Former State Department Official Advised Qaddafi While We Were Bombing Him
Buried in the rubble of Muammar Qaddafi's Tripoli compound is a sheaf of documents indicating that David Welch, the assistant secretary of state for Near East affairs under the Bush Administration who now works for infrastructure giant Bechtel, was providing urgent and detailed advice to the Qaddafi regime as the NATO bombs fell.
Welch is a career diplomat who shepherded the restoration of diplomatic ties between the U.S. and Libya in 2004. Not long after, he joined Bechtel, a move that raised eyebrows seeing as how Bechtel is a multi-billion global corporation that has construction contracts throughout the mideast and was eager to get Libya's billions of dollars in oil and natural gas business.
Things didn't go so well for Bechtel! Instead of re-emerging on the world stage as a sanction-free economic powerhouse, Libya descended into a Mad Max hellscape. And instead of wheeling and dealing with the Qaddafi clan in his post-government career, Welch ended up offering the embattled regime advice on how to best lie to the United States. From Al Jazeera, whose correspondent found the minutes of a meeting between Welch and three Qaddafi deputies in the compound rubble:
The documents record that, on August 2, 2011, David Welch met with Gaddafi's officials at the Four Seasons Hotel in Cairo, just a few blocks from the US embassy there.
During that meeting Welch advised Gaddafi's team on how to win the propaganda war -– suggesting several "confidence building measures", the documents said.
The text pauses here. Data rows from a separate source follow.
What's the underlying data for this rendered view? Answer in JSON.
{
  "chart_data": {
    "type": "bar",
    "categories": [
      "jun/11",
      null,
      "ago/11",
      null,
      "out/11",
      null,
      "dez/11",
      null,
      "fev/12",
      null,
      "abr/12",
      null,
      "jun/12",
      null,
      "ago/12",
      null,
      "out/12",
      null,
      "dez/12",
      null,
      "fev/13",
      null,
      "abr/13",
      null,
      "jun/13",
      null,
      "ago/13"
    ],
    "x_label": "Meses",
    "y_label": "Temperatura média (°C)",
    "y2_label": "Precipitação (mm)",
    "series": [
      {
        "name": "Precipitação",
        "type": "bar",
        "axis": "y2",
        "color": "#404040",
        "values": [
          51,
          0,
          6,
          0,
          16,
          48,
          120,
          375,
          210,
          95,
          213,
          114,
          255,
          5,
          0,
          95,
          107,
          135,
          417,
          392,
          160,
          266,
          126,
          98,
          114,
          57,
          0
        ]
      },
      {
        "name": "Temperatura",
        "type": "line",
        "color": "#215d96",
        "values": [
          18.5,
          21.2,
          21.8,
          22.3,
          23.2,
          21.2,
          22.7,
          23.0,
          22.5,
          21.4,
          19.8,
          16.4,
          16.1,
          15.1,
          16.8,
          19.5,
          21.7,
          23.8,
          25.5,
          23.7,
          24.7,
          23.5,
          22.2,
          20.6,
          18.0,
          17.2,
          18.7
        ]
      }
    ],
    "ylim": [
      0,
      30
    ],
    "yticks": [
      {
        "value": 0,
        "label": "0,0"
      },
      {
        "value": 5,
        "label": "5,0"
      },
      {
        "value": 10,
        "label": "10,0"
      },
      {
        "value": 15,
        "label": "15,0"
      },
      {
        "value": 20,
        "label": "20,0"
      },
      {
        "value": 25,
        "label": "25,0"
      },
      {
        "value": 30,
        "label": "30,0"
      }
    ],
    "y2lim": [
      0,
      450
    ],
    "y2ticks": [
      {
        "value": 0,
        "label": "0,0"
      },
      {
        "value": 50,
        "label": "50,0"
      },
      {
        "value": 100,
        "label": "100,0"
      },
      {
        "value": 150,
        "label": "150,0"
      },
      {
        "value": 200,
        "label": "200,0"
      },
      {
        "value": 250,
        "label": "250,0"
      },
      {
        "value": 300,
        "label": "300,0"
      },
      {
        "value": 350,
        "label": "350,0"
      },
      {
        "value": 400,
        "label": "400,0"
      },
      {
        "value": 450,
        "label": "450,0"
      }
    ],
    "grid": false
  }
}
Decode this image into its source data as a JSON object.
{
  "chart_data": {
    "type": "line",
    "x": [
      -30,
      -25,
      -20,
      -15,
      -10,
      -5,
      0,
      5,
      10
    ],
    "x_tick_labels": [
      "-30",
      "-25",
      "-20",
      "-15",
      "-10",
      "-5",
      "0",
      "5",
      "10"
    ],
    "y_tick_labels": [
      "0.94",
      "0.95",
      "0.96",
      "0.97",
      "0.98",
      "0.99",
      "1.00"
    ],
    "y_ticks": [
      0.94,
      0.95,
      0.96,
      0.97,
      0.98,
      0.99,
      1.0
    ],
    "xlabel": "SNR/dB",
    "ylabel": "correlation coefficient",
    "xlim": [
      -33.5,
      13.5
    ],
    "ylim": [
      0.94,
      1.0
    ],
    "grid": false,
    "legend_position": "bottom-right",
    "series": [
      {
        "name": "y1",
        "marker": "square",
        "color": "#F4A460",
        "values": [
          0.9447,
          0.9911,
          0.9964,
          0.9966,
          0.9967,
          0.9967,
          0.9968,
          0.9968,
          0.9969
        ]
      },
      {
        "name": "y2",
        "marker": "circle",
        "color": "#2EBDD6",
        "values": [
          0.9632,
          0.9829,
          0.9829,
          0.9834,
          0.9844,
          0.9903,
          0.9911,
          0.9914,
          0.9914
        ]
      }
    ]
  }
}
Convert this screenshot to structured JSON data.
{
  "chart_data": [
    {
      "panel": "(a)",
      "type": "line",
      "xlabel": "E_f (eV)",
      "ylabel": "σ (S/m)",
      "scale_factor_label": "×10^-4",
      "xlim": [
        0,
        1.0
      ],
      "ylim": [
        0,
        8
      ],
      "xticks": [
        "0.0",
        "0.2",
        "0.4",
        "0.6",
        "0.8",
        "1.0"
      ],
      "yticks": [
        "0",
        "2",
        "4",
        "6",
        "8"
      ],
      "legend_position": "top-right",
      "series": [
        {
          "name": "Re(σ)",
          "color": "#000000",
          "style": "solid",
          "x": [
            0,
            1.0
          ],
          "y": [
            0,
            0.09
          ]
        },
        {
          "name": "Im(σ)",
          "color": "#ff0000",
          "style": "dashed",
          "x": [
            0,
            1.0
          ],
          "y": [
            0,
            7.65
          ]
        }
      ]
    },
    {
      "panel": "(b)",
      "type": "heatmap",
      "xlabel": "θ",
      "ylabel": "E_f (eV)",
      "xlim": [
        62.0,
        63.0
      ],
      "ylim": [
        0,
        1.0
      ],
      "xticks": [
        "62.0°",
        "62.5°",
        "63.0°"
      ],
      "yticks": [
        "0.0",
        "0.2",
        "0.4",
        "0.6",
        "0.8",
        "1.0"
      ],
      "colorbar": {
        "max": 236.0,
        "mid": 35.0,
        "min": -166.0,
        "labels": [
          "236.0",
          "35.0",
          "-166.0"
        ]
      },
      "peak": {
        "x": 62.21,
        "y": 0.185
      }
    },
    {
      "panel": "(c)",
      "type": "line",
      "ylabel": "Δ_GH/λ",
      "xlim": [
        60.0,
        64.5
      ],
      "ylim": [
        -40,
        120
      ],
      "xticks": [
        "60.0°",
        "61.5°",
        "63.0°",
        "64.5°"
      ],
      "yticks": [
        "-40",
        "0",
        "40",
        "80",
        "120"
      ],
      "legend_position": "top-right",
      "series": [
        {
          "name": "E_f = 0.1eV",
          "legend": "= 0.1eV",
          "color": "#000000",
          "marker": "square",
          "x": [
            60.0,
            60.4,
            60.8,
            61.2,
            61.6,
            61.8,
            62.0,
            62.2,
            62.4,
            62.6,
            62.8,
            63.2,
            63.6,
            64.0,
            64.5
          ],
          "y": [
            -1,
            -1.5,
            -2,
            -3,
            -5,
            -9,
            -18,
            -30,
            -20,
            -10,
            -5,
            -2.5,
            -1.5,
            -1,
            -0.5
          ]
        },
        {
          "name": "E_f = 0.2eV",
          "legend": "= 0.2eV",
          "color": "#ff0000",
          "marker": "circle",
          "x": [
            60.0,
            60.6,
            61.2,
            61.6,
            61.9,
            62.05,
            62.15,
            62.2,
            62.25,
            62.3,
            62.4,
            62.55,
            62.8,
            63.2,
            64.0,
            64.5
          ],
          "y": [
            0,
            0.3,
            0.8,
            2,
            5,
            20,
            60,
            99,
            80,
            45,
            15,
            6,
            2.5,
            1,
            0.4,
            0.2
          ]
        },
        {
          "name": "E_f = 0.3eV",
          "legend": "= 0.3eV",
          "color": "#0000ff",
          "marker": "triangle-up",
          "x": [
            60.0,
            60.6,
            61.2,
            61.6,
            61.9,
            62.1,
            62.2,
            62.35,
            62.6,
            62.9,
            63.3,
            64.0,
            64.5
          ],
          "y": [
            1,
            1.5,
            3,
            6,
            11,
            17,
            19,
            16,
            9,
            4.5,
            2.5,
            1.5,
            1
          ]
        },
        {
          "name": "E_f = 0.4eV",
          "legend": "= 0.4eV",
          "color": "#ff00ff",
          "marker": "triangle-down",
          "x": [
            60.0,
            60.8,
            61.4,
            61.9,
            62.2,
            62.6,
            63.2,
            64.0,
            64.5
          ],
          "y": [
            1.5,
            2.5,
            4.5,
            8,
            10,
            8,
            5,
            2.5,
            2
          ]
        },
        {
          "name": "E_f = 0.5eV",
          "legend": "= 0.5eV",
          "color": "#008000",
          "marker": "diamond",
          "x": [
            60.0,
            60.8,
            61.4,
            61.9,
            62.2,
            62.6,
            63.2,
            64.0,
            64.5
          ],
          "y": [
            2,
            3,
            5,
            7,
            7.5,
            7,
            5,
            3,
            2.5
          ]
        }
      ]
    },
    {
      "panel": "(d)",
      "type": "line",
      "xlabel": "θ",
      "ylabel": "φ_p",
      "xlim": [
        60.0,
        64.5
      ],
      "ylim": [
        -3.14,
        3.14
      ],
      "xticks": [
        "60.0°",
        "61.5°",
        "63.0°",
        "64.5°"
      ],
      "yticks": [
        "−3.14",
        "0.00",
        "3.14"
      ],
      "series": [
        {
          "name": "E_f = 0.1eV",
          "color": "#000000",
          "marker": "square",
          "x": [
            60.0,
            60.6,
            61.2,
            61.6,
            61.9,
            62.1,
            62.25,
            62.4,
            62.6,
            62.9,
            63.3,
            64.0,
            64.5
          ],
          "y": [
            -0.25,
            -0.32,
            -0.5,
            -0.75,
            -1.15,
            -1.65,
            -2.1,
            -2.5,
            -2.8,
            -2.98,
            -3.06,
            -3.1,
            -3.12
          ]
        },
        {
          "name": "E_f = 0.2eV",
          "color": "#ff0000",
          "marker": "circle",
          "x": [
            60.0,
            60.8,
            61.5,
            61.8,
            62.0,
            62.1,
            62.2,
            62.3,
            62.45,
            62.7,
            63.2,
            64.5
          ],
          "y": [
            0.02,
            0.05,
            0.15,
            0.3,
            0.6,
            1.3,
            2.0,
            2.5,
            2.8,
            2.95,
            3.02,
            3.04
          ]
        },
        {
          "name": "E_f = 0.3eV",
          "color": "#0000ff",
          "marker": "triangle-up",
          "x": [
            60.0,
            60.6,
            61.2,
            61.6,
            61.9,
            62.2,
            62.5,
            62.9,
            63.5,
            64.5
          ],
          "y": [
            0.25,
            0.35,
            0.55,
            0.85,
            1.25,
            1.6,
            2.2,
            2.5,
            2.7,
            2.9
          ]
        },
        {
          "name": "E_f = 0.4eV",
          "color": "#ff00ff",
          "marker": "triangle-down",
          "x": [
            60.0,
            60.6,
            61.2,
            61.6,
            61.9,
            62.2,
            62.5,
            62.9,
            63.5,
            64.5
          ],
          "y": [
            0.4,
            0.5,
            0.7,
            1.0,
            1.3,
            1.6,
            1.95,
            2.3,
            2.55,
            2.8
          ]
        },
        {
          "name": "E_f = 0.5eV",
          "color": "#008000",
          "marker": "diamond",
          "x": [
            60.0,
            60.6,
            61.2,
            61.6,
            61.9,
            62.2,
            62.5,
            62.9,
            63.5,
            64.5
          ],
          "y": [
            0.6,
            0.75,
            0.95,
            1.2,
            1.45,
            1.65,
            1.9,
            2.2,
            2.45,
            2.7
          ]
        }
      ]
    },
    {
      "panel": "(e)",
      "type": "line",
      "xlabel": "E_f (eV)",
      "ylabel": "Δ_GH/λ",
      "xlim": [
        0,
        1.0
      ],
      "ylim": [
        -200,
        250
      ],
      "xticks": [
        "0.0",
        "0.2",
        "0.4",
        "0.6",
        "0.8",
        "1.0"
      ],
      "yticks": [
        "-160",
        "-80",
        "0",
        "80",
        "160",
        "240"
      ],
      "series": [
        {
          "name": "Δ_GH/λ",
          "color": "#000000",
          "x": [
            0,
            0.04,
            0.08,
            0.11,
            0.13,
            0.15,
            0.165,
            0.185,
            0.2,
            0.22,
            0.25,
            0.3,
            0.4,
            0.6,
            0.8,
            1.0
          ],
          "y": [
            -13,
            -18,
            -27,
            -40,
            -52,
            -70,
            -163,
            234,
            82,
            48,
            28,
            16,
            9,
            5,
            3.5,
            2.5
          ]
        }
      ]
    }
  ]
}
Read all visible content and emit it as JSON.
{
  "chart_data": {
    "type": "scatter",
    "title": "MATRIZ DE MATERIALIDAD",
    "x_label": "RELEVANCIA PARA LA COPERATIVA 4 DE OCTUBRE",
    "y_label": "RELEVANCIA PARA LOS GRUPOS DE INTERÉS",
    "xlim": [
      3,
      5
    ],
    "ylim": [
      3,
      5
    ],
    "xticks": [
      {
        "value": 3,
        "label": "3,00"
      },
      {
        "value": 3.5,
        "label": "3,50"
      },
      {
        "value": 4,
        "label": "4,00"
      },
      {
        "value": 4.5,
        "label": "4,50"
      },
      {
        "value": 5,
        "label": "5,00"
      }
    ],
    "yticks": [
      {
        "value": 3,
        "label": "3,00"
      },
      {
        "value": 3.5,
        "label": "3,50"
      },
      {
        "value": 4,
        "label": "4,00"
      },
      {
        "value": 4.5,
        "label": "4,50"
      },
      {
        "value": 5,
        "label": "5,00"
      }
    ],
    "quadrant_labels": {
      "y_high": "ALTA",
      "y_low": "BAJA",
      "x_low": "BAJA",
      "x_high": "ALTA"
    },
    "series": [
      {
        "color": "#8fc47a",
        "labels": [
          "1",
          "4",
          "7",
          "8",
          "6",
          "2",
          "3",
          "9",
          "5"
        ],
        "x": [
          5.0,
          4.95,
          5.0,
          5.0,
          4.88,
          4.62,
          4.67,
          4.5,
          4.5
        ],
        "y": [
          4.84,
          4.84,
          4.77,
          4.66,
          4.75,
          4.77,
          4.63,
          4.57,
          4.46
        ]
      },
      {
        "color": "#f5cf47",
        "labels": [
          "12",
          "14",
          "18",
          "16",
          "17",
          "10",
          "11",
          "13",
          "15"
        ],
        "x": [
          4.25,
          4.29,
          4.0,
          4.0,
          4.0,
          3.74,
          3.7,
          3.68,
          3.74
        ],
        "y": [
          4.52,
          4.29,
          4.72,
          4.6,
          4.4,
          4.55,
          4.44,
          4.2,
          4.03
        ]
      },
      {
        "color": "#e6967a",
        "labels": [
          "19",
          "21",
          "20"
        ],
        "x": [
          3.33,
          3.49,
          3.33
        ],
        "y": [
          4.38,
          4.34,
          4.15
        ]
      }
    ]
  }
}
The documents appear to indicate that an influential US political personality was advising Gaddafi on how to beat the US and NATO.
Minutes of this meeting note his advice on how to undermine Libya's rebel movement, with the potential assistance of foreign intelligence agencies, including Israel. "Any information related to al-Qaeda or other terrorist extremist organisations should be found and given to the American administration but only via the intelligence agencies of either Israel, Egypt, Morroco, or Jordan… America will listen to them… It's better to receive this information as if it originated from those countries..."
Welch also told Qaddafi he'd be happy to "convey everything to the American administration, the congress and other influential figures" on Libya's behalf.
The documents also show that elfin congressman and purported peacenik Dennis Kucinich was in touch with Qaddafi's men. One memo recounts a list of questions Kucinich had posed to the regime to help him argue against NATO action: "He is going to fight for us but he has asked for evidence."